À partir du 30 mars 2018, les Gazaouïs organisent, avec le soutien du Hamas, le mouvement de la Grande marche du retour pour dénoncer le blocus, la situation des réfugiés et les violences de l’armée israélienne. Des milliers de manifestants se massent à la frontière, à la zone tampon, la plupart pacifiquement avec banderoles et drapeaux, mais certains armés de frondes ou confectionnant des cerfs-volants inflammables dans le but de créer des incendies côté israélien. Israël a décidé de poster des snipers, tirant sur les manifestants plus ou moins menaçants, en tuant certains ou en infligeant des blessures handicapantes à la plupart des personnes touchées. De mars 2018 à mai 2019, près de 270 Palestiniens ont été tués et plus de 6 000 estropiés à vie dans un territoire manquant de tout, où l’accès au minimum de soins relève du calvaire. Pendant la période, deux soldats israéliens ont été tués lors d’incursions militaires, incursions déclenchant répliques des mouvements armés palestiniens par le lancement de roquettes, celles-ci entraînant bombardements israéliens réguliers dans un cycle interminable et asymétrique sur le plan militaire, les civils palestiniens étant les principales victimes.
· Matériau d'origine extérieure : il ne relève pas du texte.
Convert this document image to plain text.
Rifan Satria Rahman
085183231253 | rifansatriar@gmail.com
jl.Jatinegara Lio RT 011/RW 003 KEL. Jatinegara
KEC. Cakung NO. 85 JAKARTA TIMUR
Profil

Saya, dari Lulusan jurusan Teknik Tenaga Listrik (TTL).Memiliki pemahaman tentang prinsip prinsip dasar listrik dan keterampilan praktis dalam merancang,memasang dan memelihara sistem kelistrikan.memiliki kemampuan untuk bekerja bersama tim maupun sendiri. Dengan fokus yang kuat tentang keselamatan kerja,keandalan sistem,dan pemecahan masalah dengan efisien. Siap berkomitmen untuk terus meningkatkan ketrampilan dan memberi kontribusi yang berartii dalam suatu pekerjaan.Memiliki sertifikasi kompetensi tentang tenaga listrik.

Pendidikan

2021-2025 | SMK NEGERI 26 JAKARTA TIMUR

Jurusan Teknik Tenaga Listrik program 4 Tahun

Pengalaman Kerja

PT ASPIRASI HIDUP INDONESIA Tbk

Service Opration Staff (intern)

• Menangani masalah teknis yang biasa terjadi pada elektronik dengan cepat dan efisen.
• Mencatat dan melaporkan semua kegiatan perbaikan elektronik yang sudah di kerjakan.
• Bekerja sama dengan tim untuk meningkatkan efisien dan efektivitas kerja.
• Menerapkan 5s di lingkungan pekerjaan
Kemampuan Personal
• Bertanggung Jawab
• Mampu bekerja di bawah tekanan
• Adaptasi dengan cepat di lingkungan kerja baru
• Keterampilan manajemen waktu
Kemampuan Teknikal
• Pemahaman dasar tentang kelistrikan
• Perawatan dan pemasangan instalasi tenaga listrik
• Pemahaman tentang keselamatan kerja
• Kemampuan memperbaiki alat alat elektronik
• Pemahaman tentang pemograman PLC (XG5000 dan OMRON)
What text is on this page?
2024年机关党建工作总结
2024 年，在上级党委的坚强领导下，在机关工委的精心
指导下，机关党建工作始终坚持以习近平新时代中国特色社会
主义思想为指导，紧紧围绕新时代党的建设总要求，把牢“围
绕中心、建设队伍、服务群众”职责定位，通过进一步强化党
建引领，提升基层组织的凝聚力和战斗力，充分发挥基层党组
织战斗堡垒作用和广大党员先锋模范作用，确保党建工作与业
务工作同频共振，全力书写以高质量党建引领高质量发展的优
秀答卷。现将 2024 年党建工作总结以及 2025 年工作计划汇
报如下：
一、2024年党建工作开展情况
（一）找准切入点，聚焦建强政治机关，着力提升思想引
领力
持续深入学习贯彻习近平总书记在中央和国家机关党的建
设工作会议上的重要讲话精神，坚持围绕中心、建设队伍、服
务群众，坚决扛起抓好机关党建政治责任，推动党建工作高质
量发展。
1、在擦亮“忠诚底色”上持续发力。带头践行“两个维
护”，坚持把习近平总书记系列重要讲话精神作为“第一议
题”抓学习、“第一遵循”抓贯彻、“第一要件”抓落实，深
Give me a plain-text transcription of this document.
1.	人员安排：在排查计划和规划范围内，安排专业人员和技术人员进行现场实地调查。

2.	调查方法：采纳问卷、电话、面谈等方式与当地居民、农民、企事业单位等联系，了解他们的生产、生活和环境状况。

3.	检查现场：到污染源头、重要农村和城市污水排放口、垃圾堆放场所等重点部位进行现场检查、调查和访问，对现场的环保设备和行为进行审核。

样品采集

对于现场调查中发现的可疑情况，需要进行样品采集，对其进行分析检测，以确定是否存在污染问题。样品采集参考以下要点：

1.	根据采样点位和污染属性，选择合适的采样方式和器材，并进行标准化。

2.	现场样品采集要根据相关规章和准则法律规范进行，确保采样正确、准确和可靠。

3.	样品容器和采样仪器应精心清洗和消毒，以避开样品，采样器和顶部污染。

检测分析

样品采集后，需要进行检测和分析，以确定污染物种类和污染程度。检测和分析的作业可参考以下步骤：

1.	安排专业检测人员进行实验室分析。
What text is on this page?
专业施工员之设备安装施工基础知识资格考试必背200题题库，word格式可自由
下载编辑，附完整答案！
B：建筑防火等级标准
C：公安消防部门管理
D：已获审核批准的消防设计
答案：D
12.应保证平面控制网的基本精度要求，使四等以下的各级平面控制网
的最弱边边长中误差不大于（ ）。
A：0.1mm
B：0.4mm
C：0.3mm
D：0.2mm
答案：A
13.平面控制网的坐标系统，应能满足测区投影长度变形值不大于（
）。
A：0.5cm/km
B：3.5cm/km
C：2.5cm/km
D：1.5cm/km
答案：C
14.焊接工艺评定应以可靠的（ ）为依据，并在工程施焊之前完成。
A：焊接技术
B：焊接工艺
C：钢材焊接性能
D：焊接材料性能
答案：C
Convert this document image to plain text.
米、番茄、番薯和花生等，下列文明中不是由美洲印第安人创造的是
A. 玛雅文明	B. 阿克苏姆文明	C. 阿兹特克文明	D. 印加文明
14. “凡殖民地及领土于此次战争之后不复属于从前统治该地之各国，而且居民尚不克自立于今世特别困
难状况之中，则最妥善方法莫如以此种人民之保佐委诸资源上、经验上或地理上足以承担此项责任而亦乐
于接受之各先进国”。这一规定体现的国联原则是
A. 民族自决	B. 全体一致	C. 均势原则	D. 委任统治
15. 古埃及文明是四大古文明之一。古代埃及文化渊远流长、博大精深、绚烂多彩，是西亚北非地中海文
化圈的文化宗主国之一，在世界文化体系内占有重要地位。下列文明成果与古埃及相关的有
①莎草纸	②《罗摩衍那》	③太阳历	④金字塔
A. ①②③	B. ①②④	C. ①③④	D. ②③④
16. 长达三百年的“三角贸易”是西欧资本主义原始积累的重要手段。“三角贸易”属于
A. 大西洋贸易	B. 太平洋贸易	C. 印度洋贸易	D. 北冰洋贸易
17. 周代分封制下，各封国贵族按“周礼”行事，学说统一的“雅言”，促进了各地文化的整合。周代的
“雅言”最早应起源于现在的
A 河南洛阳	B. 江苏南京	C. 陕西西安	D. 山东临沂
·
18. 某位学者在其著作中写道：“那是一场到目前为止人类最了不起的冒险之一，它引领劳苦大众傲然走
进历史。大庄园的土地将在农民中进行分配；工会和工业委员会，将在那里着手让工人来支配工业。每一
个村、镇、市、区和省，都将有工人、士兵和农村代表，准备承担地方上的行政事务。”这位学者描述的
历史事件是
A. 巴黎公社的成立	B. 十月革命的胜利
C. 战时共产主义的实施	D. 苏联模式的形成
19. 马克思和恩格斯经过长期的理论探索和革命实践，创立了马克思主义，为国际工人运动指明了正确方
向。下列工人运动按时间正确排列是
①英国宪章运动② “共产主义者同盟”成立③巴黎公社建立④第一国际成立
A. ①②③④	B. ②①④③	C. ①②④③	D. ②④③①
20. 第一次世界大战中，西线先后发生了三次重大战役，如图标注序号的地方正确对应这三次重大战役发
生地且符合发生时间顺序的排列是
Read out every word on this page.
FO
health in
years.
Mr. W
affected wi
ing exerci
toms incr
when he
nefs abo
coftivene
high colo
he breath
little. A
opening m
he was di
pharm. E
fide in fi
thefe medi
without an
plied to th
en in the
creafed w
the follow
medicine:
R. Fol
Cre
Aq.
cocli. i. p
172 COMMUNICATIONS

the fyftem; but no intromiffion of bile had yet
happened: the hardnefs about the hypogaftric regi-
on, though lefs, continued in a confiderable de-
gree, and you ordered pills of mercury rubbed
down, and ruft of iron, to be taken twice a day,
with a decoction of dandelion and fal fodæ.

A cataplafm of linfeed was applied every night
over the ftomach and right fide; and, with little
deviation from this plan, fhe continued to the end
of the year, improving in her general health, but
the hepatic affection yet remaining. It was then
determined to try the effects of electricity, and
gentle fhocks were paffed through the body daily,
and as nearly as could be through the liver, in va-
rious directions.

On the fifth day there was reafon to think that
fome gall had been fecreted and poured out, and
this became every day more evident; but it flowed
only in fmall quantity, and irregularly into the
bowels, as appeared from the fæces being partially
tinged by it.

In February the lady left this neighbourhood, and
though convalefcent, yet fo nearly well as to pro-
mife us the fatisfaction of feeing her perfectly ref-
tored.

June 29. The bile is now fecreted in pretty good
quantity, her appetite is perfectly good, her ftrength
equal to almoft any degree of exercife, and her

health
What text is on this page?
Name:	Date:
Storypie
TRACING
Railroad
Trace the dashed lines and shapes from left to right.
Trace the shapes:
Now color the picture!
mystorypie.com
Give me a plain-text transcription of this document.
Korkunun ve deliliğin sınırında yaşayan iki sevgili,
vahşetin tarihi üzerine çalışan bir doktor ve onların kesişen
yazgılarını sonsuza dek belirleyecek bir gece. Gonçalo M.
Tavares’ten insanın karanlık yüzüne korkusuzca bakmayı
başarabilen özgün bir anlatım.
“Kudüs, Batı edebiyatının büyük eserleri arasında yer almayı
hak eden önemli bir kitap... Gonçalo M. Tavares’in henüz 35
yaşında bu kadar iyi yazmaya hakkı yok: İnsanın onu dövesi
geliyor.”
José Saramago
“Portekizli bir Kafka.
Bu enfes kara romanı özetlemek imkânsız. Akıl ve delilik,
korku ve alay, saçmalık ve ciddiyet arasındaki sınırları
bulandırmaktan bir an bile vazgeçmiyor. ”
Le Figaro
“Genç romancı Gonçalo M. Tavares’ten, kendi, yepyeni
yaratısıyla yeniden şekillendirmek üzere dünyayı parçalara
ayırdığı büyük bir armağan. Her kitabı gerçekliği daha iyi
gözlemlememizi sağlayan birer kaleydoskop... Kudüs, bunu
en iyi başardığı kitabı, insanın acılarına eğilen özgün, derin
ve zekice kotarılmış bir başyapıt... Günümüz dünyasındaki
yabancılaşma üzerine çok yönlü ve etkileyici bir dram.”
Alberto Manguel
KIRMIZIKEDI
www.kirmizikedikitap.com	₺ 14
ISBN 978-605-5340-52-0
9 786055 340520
Un des nœuds majeurs du conflit demeure la colonisation illégale israélienne en Cisjordanie, qui se poursuit dans le cadre d’un soutien Etats-Unien plus fort que jamais depuis l’élection de Donald Trump. Israël continue son programme d’expulsions de Palestiniens de leurs terres agricoles et la construction de milliers de logements dans les territoires envahis en 1967. Cette pratique territoriale vise à briser toute continuité territoriale palestinienne, condition à la constitution d’un État viable au côté d’Israël. L’occupation est jugée illégale au regard du droit international et condamnée par de
nombreuses résolutions de l’ONU, y compris du Conseil de sécurité, comme la résolution 2334 (Décembre2016). Elle rappelle «que l’acquisition de territoires par la force est inadmissible …, que la création par Israël de colonies de peuplement dans le Territoire palestinien occupé depuis 1967, y compris Jérusalem-Est, constitue une violation flagrante du droit international …, souligne qu’il est essentiel qu’Israël mette un terme à toutes ses activités de peuplement pour préserver la solution des deux États. » Avec l’annonce en avril 2019 d’un programme de 4 600 logements en territoires occupés, cette solution s’éloigne encore plus dans un contexte où le Premier ministre israélien Benyamin Netanyahou, en campagne électorale, cherche à se concilier l’extrême-droite et les partisans de la colonisation, lesquels ont une grande influence dans la vie politique et sociale israéliennes. Alors qu’Israël est une démocratie relative, les territoires occupés sont des zones de non-droit où les Palestiniens subissent les exactions des colons israéliens et à l’arbitraire militaire pour des prétextes sécuritaires. Les déplacements les plus élémentaires sont soumis à des points de passage aux horaires d’ouverture aléatoires et les Palestiniens dépendent d’une juridiction militaire permettant des arrestations, des incarcérations sans jugement et des perquisitions à toute heure, notamment la nuit. L’Union européenne et la France condamnent régulièrement ces infractions au droit international, ce qui n’empêche nullement une bienveillance à l’égard des autorités israéliennes et un développement des relations économiques et politiques. Dans ce contexte, le soutien américain a le mérite de la cohérence et de la clarté alors que les «accords de paix?» d’Oslo sont morts. Les Israéliens bénéficient donc d’un rapport de force diplomatique et militaire favorable alors que les Palestiniens sont affaiblis par leurs divisions, principalement entre le Hamas, maître à Gaza, et le Fatah, qui contrôle officiellement l’Autorité palestinienne et la Cisjordanie. Dans les deux territoires, les Palestiniens subissent une régression de leurs droits démocratiques car les deux organisations répriment et arrêtent leurs opposants respectifs dans un contexte de perte de légitimité puisqu’il n’y a plus eu d’élections législatives depuis 2006 et d’élection présidentielle depuis 2005.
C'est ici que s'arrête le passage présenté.